Como a repórter deu voz aos personagens, em relatos em primeira pessoa, agora é a vez dela mesmo contar como foi:O especial Vidas Partidas traz a história da hanseníase no Brasil pelos olhos dos filhos daqueles que, um dia, se viram condenados ao isolamento compulsório devido ao mal de Hansen. Nas linhas que desenham este caderno, o relato, por horas assustador, de crimes cometidos contra os Direitos Humanos em nome de uma política de saúde segregacionista e que se mostrou pouco eficaz.
Essa pauta chegou até mim em uma tarde comum enquanto acompanhava uma reunião de rotina na Assembleia Legislativa de Pernambuco. Filhos de antigos internos tinham ido até lá buscar ajuda para conseguir indenizações junto ao governo federal pelos abusos do passado.
Fui atrás de saber que abusos eram esses e me deparei com casos que até hoje doem lembrar como adoções ilegais, abusos físicos, sexuais e psicológicos, trabalhos forçados, preconceito, rejeição e até desconhecimento do próprio passado. Sofrimentos passados nas idades mais vulneráveis: a primeira e segunda infância.
Percebi que muito havia sobre os doentes e os temidos Hospitais Colônia para onde eles eram enviados com a sentença de esquecimento, mas eram poucos os registros sobre os filhos.
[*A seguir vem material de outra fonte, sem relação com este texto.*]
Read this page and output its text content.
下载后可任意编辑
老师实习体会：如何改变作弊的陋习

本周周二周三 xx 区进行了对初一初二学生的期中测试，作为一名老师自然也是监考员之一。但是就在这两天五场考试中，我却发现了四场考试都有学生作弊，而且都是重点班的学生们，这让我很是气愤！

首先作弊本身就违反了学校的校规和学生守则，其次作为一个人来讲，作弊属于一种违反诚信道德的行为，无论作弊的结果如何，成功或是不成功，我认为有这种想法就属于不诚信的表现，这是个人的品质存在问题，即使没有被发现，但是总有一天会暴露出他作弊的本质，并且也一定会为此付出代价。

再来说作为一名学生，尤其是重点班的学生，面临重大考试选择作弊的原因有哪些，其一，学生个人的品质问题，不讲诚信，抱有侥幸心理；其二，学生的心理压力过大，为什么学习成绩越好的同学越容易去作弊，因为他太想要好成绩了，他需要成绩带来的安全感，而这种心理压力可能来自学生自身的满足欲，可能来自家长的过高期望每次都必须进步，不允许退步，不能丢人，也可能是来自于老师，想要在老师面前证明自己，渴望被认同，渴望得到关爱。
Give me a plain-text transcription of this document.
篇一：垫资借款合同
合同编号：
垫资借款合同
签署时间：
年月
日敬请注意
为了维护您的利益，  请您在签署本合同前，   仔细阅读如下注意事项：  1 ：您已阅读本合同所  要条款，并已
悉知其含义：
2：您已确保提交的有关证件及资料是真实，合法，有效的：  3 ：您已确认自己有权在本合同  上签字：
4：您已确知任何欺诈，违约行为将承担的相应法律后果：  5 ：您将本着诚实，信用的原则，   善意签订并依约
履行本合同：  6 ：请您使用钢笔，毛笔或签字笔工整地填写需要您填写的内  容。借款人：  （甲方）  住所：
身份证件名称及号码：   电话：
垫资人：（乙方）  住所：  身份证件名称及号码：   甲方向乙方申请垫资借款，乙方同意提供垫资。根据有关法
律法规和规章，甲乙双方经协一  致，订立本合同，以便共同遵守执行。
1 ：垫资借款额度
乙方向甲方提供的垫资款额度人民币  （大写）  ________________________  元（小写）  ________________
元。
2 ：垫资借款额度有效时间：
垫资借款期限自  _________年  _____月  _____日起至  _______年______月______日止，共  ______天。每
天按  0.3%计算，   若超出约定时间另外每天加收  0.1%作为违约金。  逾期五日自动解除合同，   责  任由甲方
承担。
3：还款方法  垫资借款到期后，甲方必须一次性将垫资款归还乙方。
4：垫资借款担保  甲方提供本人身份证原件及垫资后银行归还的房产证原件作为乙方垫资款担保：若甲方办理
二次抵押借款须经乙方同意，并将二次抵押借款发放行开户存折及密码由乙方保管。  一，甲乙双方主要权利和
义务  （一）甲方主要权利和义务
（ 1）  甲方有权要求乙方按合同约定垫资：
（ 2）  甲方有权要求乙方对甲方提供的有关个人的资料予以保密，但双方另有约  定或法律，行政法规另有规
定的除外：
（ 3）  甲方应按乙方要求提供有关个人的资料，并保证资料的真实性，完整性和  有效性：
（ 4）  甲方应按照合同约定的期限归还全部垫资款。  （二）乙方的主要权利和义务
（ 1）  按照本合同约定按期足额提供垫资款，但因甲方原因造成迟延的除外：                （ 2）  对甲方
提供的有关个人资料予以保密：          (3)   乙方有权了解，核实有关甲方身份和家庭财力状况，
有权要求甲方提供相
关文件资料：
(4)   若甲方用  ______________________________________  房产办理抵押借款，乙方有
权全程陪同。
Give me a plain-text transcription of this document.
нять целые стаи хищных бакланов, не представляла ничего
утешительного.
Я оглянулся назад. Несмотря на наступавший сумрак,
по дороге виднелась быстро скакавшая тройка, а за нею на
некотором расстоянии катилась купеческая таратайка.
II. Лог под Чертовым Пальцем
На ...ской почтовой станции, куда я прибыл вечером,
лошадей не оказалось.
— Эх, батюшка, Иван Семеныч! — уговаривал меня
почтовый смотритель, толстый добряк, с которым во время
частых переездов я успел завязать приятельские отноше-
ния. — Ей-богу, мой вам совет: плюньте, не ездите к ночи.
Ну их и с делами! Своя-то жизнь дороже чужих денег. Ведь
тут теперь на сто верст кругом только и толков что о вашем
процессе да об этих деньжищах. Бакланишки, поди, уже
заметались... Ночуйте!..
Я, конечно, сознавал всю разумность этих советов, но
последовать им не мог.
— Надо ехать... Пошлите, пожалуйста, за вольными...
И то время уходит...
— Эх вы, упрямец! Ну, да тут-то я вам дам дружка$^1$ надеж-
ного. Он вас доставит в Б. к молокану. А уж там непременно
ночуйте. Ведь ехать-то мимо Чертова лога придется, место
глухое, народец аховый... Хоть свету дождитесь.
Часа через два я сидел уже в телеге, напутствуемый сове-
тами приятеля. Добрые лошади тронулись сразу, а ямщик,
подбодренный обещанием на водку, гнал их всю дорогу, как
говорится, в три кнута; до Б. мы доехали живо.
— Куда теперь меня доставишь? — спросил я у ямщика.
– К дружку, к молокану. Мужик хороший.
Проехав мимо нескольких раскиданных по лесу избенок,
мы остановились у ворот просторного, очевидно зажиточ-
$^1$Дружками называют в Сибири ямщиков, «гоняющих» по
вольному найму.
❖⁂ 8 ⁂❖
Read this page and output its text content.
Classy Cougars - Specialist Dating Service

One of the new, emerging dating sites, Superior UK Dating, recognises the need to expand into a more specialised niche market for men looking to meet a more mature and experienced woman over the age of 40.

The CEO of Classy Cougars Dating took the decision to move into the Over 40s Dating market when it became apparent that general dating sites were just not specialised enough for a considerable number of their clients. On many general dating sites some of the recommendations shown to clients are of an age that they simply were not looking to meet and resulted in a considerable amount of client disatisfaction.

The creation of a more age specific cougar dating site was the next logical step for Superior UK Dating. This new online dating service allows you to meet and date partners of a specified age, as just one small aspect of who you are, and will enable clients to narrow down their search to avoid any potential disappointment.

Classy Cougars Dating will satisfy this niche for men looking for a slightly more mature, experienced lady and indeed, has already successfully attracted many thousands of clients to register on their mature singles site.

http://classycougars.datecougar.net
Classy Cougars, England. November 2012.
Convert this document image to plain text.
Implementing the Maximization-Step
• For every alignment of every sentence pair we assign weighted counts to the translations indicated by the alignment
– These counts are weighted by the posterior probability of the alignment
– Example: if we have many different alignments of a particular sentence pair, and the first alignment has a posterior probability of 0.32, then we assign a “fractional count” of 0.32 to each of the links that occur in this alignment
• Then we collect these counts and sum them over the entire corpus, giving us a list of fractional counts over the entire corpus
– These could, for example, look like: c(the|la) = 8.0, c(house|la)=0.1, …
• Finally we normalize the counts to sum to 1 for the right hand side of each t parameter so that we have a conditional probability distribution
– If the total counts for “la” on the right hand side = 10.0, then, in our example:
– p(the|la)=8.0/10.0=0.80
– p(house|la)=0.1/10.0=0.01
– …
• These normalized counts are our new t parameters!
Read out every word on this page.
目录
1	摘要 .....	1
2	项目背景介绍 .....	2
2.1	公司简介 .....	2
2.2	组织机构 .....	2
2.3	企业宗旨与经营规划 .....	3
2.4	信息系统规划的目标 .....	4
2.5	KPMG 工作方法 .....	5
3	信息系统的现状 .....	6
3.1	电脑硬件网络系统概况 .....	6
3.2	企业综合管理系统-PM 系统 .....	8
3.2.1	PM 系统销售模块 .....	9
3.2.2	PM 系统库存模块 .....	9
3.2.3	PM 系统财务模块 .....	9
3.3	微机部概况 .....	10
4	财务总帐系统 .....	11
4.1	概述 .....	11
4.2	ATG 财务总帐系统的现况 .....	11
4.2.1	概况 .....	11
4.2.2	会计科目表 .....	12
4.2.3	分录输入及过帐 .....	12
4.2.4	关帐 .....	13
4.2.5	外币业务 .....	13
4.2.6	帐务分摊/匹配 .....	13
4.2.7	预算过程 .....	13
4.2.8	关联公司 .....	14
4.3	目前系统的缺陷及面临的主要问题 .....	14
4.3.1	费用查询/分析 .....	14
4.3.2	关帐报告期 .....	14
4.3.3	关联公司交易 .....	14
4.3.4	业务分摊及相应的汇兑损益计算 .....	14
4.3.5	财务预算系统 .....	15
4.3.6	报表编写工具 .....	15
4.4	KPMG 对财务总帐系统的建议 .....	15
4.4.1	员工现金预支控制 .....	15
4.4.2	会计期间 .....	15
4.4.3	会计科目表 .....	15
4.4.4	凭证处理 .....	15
Não há um número, sequer aproximado, de quantos precisaram ser deixados para trás. Menos ainda dos que foram separados após segundos de vida, os nascidos dentro dos Hospitais Colônia em maternidades clandestinas. Partos dolorosos feitos na mesma sala de operação onde ocorriam as amputações.
Sem nunca segurá-los, ou vê-los de perto, as mães tinham seus filhos levados para longe. Mães como Dona Ana, a primeira personagem que entrevistei. Mais de 50 anos depois ela ainda procurava pela filha desaparecida. Uma “criança linda” como me descreveu, e que só conheceu por foto. Ela me contou a história dela segurando o retrato da pequena de apenas cinco anos na mãos, como se embalasse um bebê. Quando terminou, me agradeceu e disse que “estava mesmo precisando falar”.
Dona Ana faleceu no final do ano passado. Não pode ver esse material finalizado, mas o agradecimento dela e a incógnita sobre a filha dela me acompanham até hoje e me deram forças para terminar o especial Vidas Partidas.
Por várias vezes ao longo dos meses de apuração pensei que não conseguiria terminar, tamanha foi a minha imersão naquele passado sombrio. Em vários momentos era como se ouvisse as vozes silenciosas daquelas crianças que olhavam para mim em rostos adultos e marcados pelo tempo. Elas ecoaram dentro de mim até a hora de escrever a linha.
Em muitas páginas cheguei a chorar. Escolhemos relatar o máximo possível em primeira pessoa para preservar o sentimento deles. Essas vozes permaneceram caladas por anos e ainda hoje elas clamam por justiça.